An explanation of the phrase “This quarry cries on havoc” in Act 5, Scene 2 of myShakespeare’s Hamlet.

Fortinbras   

Where is this sight?

Horatio

                                      What is it you would see? 
If aught of woe or wonder, cease your search.

Fortinbras

This quarry cries on havoc. Oh proud Death,
What feast is toward in thine eternal cell,
That thou so many princes, at a shoot,
So bloodily hast struck?

Ambassador

                                        The sight is dismal.
And our affairs from England come too late 
(The ears are senseless that should give us hearing)
To tell him his commandment is fulfilled,
That Rosencrantz and Guildenstern are dead.
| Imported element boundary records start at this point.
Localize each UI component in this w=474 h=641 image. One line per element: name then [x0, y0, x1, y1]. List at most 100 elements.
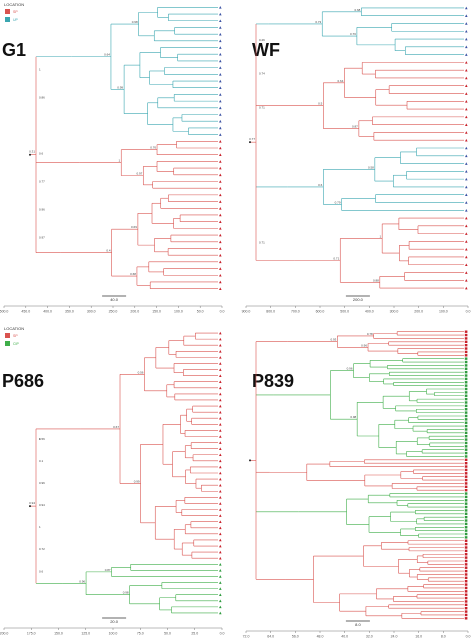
axis-tick-label: 500.0: [0, 310, 8, 314]
tip-marker: [219, 19, 222, 23]
tip-marker: [464, 475, 468, 478]
tip-marker: [464, 522, 468, 526]
node-support-label: 0.94: [39, 503, 45, 507]
tip-marker: [465, 84, 468, 88]
axis-tick-label: 100.0: [439, 310, 448, 314]
node-support-label: 0.86: [39, 96, 45, 100]
legend-bottom-label-sp: SP: [13, 334, 18, 338]
tip-marker: [464, 495, 468, 499]
tip-marker: [464, 343, 468, 347]
tip-marker: [464, 468, 468, 472]
tip-marker: [465, 154, 468, 158]
tip-marker: [464, 613, 468, 617]
axis-tick-label: 400.0: [43, 310, 52, 314]
node-support-label: 0.99: [117, 85, 123, 89]
tip-marker: [464, 600, 468, 603]
legend-top-swatch-sp: [5, 9, 10, 14]
tip-marker: [219, 12, 222, 16]
tip-marker: [219, 253, 222, 257]
tip-marker: [465, 99, 468, 103]
tip-marker: [219, 287, 222, 290]
tip-marker: [465, 45, 468, 49]
tip-marker: [219, 93, 222, 96]
tip-marker: [219, 514, 222, 517]
tip-marker: [464, 529, 468, 532]
tip-marker: [219, 410, 222, 414]
tip-marker: [465, 255, 468, 259]
tip-marker: [219, 520, 222, 523]
tip-marker: [219, 52, 222, 56]
tip-marker: [464, 596, 468, 600]
tree-panel-p839: 0.78 0.96 0.93 0.96 0.98 8.0 72.0 64.0 56.0 48.0 4…: [243, 330, 470, 639]
tip-marker: [219, 280, 222, 284]
tip-marker: [464, 553, 468, 556]
tip-marker: [465, 14, 468, 17]
axis-tick-label: 50.0: [164, 632, 171, 636]
tip-marker: [219, 59, 222, 63]
tip-marker: [464, 364, 468, 367]
node-support-label: 0.26: [259, 38, 265, 42]
tip-marker: [464, 408, 468, 411]
node-support-label: 0.6: [318, 183, 323, 187]
tip-marker: [464, 414, 468, 418]
tip-marker: [219, 32, 222, 36]
node-support-label: 0.87: [352, 125, 358, 129]
tip-marker: [464, 586, 468, 590]
tip-marker: [464, 354, 468, 357]
tip-marker: [219, 119, 222, 123]
tip-marker: [219, 605, 222, 609]
root-node: [249, 459, 251, 462]
panel-title-p686: P686: [2, 371, 44, 391]
tip-marker: [219, 240, 222, 244]
tip-marker: [465, 22, 468, 25]
axis-tick-label: 100.0: [109, 632, 118, 636]
tip-marker: [464, 610, 468, 613]
tip-marker: [464, 559, 468, 563]
tip-marker: [464, 569, 468, 573]
axis-tick-label: 500.0: [340, 310, 349, 314]
tip-marker: [464, 367, 468, 370]
axis-tick-label: 600.0: [316, 310, 325, 314]
tip-marker: [464, 445, 468, 448]
node-support-label: 0.64: [104, 53, 110, 57]
tip-marker: [219, 544, 222, 548]
tip-marker: [219, 6, 222, 9]
node-support-label: 0.58: [368, 165, 374, 169]
tree-panel-p686: 0.56 0.99 0.67 0.87 0.98 0.96 0.94 0.56 0.1 0.96 0…: [0, 331, 224, 636]
axis-tick-label: 250.0: [109, 310, 118, 314]
tip-marker: [219, 220, 222, 223]
legend-top-title: LOCATION: [4, 2, 24, 7]
tip-marker: [464, 435, 468, 438]
tip-marker: [464, 512, 468, 515]
tip-marker: [464, 451, 468, 455]
tip-marker: [219, 453, 222, 457]
node-support-label: 0.99: [134, 480, 140, 484]
tip-marker: [465, 240, 468, 243]
node-support-label: 0.77: [39, 180, 45, 184]
tip-marker: [465, 185, 468, 189]
node-support-label: 0.6: [39, 152, 44, 156]
node-support-label: 0.68: [130, 272, 136, 276]
node-support-label: 0.67: [113, 425, 119, 429]
axis-tick-label: 200.0: [0, 632, 8, 636]
tip-marker: [219, 99, 222, 103]
tip-marker: [464, 583, 468, 586]
tip-marker: [464, 411, 468, 414]
node-support-label: 0.96: [39, 481, 45, 485]
tip-marker: [464, 563, 468, 566]
node-support-label: 0.76: [150, 146, 156, 150]
tip-marker: [464, 421, 468, 424]
tip-marker: [465, 263, 468, 267]
tip-marker: [464, 536, 468, 539]
axis-tick-label: 200.0: [130, 310, 139, 314]
tip-marker: [219, 404, 222, 408]
tip-marker: [464, 360, 468, 364]
tip-marker: [465, 115, 468, 119]
tip-marker: [464, 394, 468, 397]
tip-marker: [219, 26, 222, 29]
tip-marker: [465, 162, 468, 165]
tip-marker: [219, 386, 222, 390]
tip-marker: [219, 186, 222, 190]
tip-marker: [219, 193, 222, 197]
tip-marker: [464, 461, 468, 465]
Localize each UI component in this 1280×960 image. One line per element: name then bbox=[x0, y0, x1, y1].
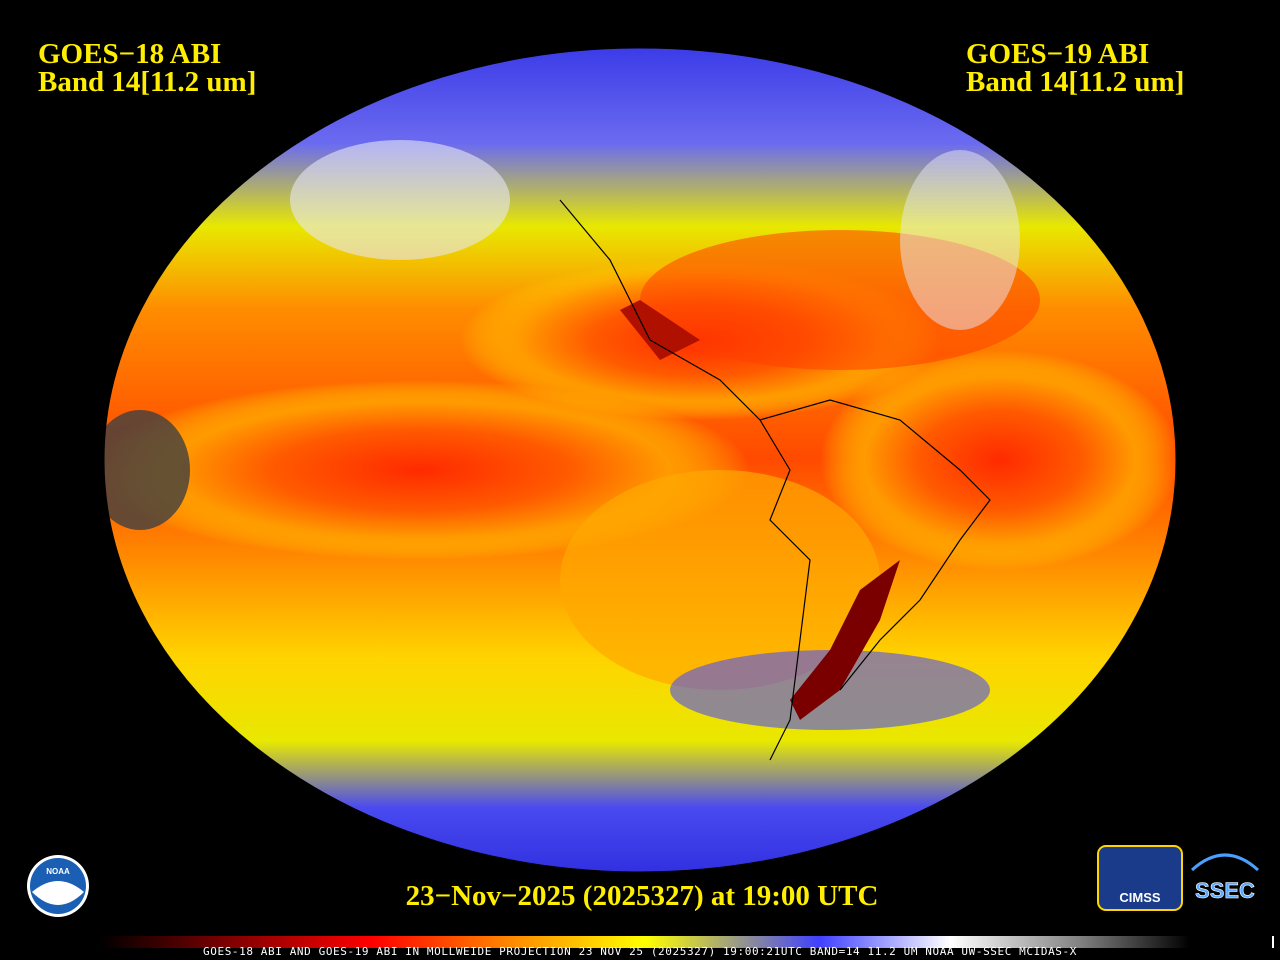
cloud bbox=[900, 150, 1020, 330]
left-satellite: GOES−18 ABI bbox=[38, 38, 221, 70]
right-band: Band 14[11.2 um] bbox=[966, 66, 1184, 98]
logo-wave bbox=[32, 881, 84, 905]
land-hot bbox=[620, 300, 700, 360]
globe-edge bbox=[103, 47, 1177, 873]
warm-region bbox=[104, 380, 750, 560]
right-satellite: GOES−19 ABI bbox=[966, 38, 1149, 70]
bar-end bbox=[1272, 936, 1274, 948]
noaa-text: NOAA bbox=[46, 867, 70, 876]
timestamp: 23−Nov−2025 (2025327) at 19:00 UTC bbox=[406, 880, 879, 912]
cloud bbox=[290, 140, 510, 260]
cold-cloud bbox=[104, 410, 190, 530]
color-bar bbox=[100, 936, 1190, 948]
warm-region bbox=[560, 470, 880, 690]
logo-box bbox=[1097, 845, 1183, 911]
globe-image bbox=[104, 48, 1176, 872]
left-band: Band 14[11.2 um] bbox=[38, 66, 256, 98]
ssec-text: SSEC bbox=[1195, 878, 1255, 903]
noaa-logo: NOAA bbox=[27, 855, 89, 917]
cimss-text: CIMSS bbox=[1119, 890, 1161, 905]
logo-arc bbox=[1190, 853, 1260, 872]
ssec-logo: SSEC bbox=[1190, 853, 1260, 903]
cimss-logo: CIMSS bbox=[1097, 845, 1183, 911]
footer-caption: GOES-18 ABI AND GOES-19 ABI IN MOLLWEIDE… bbox=[203, 945, 1077, 958]
warm-region bbox=[820, 350, 1176, 570]
land-hot bbox=[790, 560, 900, 720]
coastline bbox=[559, 199, 991, 761]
Quarry originally referred to the deer or other animals killed during a hunt. Fortinbras uses it metaphorically to refer to the human corpses strewn about the stage. The verb, to cry, is used in two senses:

  • “Havoc” was the signal given to soldiers at the end of a battle indicating that the fighting was over, and that they were free to pillage and plunder. To “cry havoc” meant to yell out this signal. This scene of destruction is what you might expect after someone has cried havoc.
  • “To cry on” means to proclaim against, to protest. The revolting sight of the corpses protests against the massacre which has occurred.